U.S. federal debt will swell past $38 trillion, setting the tone for a market outlook defined by fragility and the failure of traditional hedges, according to the report. For crypto that’s good news, because this economic environment will lead to accelerated digital asset adoption among the Wall Street behemoths.
More government borrowing “… creates vulnerabilities to shocks such as bond yield spikes tied to fiscal concerns or policy tensions between managing inflation and debt servicing costs,” the report said.
The warning on long-term U.S. Treasuries, the traditional backbone of finance, is a signal AI-driven leverage and government debt is likely to make the financial system more fragile, and may compel institutions to turn to alternative assets like bitcoin as a hedge against fiscal failure.
The institutional flood of money into crypto, exemplified by the BlackRock’s $100 billion in bitcoin ETF allocations, its top revenue source, promises to take digital assets to all-time highs next year, with some analysts forecasting the largest cryptocurrency will climb to more than $200,000.

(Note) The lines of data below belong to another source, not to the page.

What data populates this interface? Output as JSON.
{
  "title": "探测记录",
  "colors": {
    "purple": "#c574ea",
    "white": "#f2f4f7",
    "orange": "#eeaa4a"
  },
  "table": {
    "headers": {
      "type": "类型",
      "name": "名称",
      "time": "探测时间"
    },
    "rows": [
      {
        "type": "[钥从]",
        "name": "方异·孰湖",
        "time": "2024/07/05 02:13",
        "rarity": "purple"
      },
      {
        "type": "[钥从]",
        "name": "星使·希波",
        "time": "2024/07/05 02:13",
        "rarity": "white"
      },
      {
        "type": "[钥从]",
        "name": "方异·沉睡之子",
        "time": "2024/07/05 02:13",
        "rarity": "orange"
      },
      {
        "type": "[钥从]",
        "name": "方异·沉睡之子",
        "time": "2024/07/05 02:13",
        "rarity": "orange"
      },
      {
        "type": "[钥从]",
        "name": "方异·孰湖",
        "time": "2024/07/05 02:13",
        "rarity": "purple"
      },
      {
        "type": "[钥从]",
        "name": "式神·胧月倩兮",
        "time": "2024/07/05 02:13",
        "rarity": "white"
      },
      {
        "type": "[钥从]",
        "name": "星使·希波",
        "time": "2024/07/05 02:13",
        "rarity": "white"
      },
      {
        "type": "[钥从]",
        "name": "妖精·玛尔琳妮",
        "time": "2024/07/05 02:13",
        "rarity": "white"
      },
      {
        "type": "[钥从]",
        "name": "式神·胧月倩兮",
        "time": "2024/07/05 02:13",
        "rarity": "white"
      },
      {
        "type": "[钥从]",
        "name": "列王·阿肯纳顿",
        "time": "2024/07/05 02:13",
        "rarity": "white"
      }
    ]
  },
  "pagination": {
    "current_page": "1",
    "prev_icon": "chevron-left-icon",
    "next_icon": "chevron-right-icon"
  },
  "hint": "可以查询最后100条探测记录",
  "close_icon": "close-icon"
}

This is all part of a “modest but meaningful step toward a tokenized financial system,” which provides the decentralized infrastructure to handle the private credit and asset management institutions seek. CEO Larry Fink described tokenization as the next generation of financial markets. The world’s largest asset manager’s report says it clearly: where government debt fails, the digital economy begins.
As for stablecoins, digital assets whose value is pegged to a real-world asset like the dollar or gold, they “are no longer niche, they’re becoming the bridge between traditional finance and digital liquidity,” said Samara Cohen, Blackrock’s global head of market development.
The surge in computing power to drive AI is already benefiting bitcoin miners, who are able to parlay their energy deals into new uses as surging demand for high-performance computing drives up the value of their infrastructure. The AI buildout is constrained not by chips, but by power, accordion the report. In fact, AI data centers could demand up to 20% of current U.S. electricity by 2030.
Several publicly traded mining firms reported increased revenue this year not just from mining, but from leasing out data center capacity to AI companies in need of power-hungry GPUs.